Entscheidung über EU-Kommissionschef

Habemus Juncker

Sieg für das Europaparlament, Niederlage für Großbritanniens Premier Cameron: Jean-Claude Juncker ist als neuer Kommissionschef nominiert.

Puh, geschafft. Bild: dpa

BRÜSSEL taz | Jean-Claude Juncker saß gemütlich in einer Kneipe im Brüsseler Europaviertel, während der EU-Gipfel über alles Mögliche diskutierte – nur nicht über ihn. Die Partnerschaftsabkommen mit der Ukraine, Georgien und Moldau, neue Sanktionen gegen Russland, eine Energieunion und der Euro-Stabilitätspakt: Alles war bei diesem endlosen Treffen der Staats- und Regierungschefs dringlicher, als Juncker zum Kommissionschef zu nominieren.

Vielleicht lag es daran, dass der britische Premier David Cameron schon bei seiner Ankunft in Brüssel auf Krawall gebürstet war. „Juncker ist die falsche Person“, um die EU voranzubringen, sagte Cameron am Morgen. Der frühere Premier von Luxemburg habe in seinem ganzen Arbeitsleben entscheidend dafür gesorgt, „die Macht von Brüssel zu stärken und die Macht der Mitgliedstaaten zu verringern“.

Gut möglich ist aber auch, dass es an Kanzlerin Angela Merkel lag, die erst das Arbeitsprogramm für die nächsten Jahre festklopfen wollte, bevor es zum Schwur über Juncker kam. Das war gar nicht so einfach, denn vor allem der italienische Ministerpräsident Matteo Renzi forderte einen Kurswechsel – weg von der Austeritätspolitik, hin zu mehr Flexibilität und mehr Wachstum.

Und so traf sich Merkel erst mit Renzi, mit dem es einige heftige Wortwechsel gegeben haben soll. Dann kam Cameron an die Reihe, um die „strategische Agenda“ festzuzurren. Regierungssprecher Steffen Seibert fand das so bemerkenswert, dass er sogar ein Foto twitterte, das Merkel beim Aktenstudium mit Cameron zeigt. Derweil ließ der britische Starrkopf seine Kollegen wissen, dass sie es „noch zu Lebzeiten bedauern“ könnten, die Wahl des Kommissionschefs dem Europaparlament überlassen zu haben.

Und so zog sich ein Prozess unnötig in die Länge. Cameron nutzte das Arbeitsprogramm für die neue EU-Kommission als Hebel, um die Entscheidung hinauszuzögern.

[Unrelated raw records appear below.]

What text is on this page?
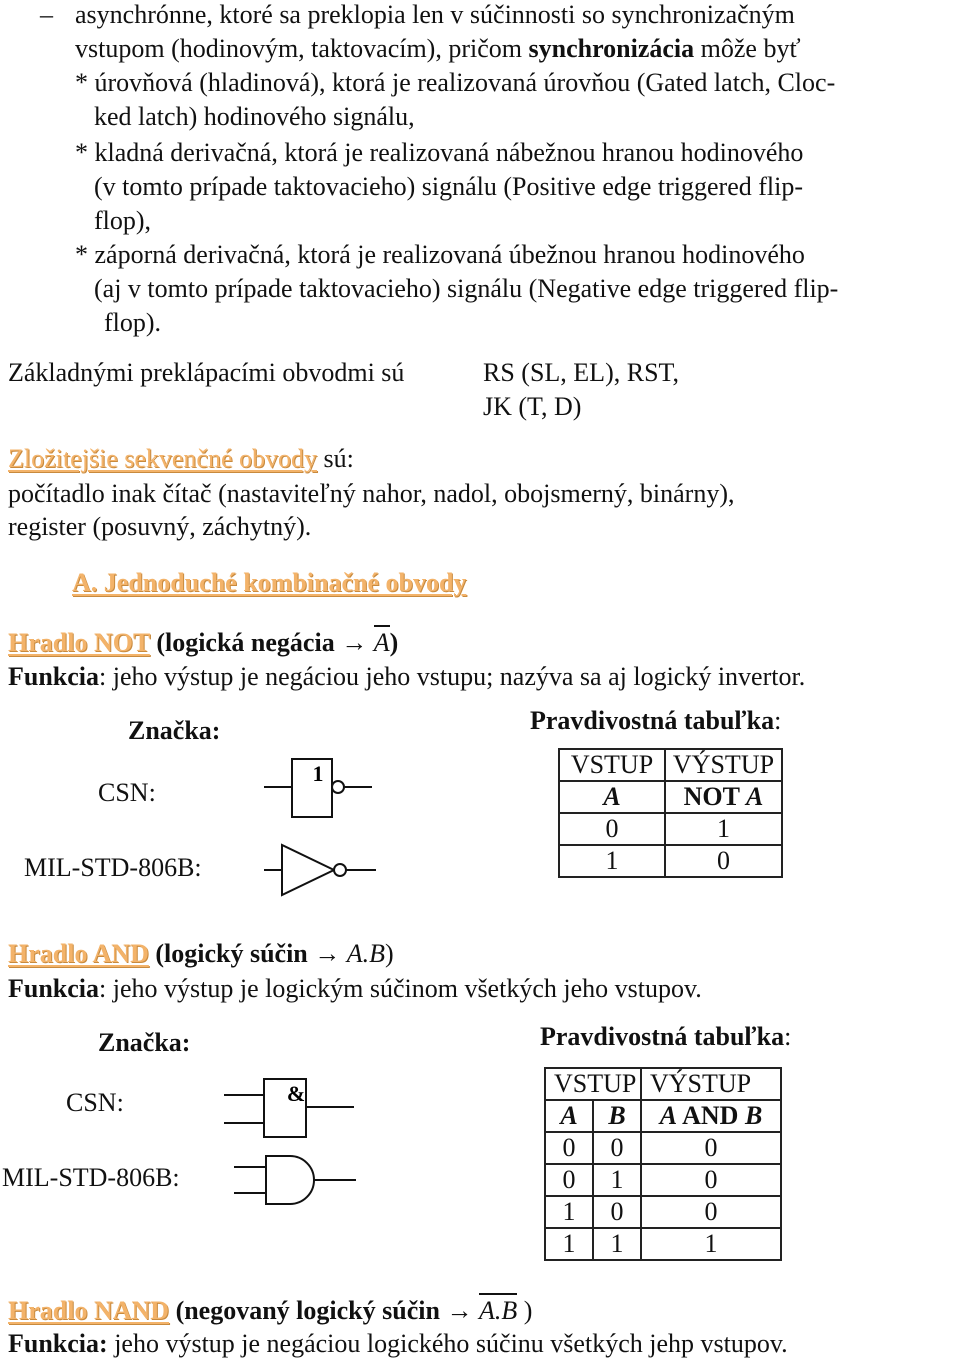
– asynchrónne, ktoré sa preklopia len v súčinnosti so synchronizačným
vstupom (hodinovým, taktovacím), pričom synchronizácia môže byť
* úrovňová (hladinová), ktorá je realizovaná úrovňou (Gated latch, Cloc-
ked latch) hodinového signálu,
* kladná derivačná, ktorá je realizovaná nábežnou hranou hodinového
(v tomto prípade taktovacieho) signálu (Positive edge triggered flip-
flop),
* záporná derivačná, ktorá je realizovaná úbežnou hranou hodinového
(aj v tomto prípade taktovacieho) signálu (Negative edge triggered flip-
flop).
Základnými preklápacími obvodmi sú	RS (SL, EL), RST,
JK (T, D)
Zložitejšie sekvenčné obvody sú:
počítadlo inak čítač (nastaviteľný nahor, nadol, obojsmerný, binárny),
register (posuvný, záchytný).
A. Jednoduché kombinačné obvody
Hradlo NOT (logická negácia → A)
Funkcia: jeho výstup je negáciou jeho vstupu; nazýva sa aj logický invertor.
Značka:
CSN:
MIL-STD-806B:
1
Pravdivostná tabuľka:
VSTUP	VÝSTUP
A	NOT A
0	1
1	0
Hradlo AND (logický súčin → A.B)
Funkcia: jeho výstup je logickým súčinom všetkých jeho vstupov.
Značka:
CSN:
MIL-STD-806B:
&
Pravdivostná tabuľka:
VSTUP		VÝSTUP
A	B	A AND B
0	0	0
0	1	0
1	0	0
1	1	1
Hradlo NAND (negovaný logický súčin → A.B )
Funkcia: jeho výstup je negáciou logického súčinu všetkých jehp vstupov.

Erst um 16.30 Uhr kamen die Chefs dann zu Potte. „Juncker ist nominiert“, teilte Ratspräsident Herman Van Rompuy wie üblich per Twitter mit. Eigentlich fehlte nur noch der weiße Rauch über dem Kommissionsgebäude - wie einer Papstwahl fiel auch diese Entscheidung hinter verschlossenen Türen. Prompt begann die Spekulation über die Frage, welchen Preis Cameron wohl für seine Niederlage fordern würde.

Schlacht gewonnen

Wird er die neue EU-Kommission schikanieren oder gar boykottieren? Wird er besonders einflussreiche Posten in der Brüsseler Behörde fordern? Wird er gemeinsam mit Merkel dafür sorgen, dass die neoliberale Agenda – Liberalisierung, Privatisierung, Freihandel ohne Grenzen – noch härter und schneller vorangetrieben wird? Der EU-Gipfel blieb zunächst Antworten schuldig. Derlei Fragen werden ohnehin meist im Hinterzimmer entschieden.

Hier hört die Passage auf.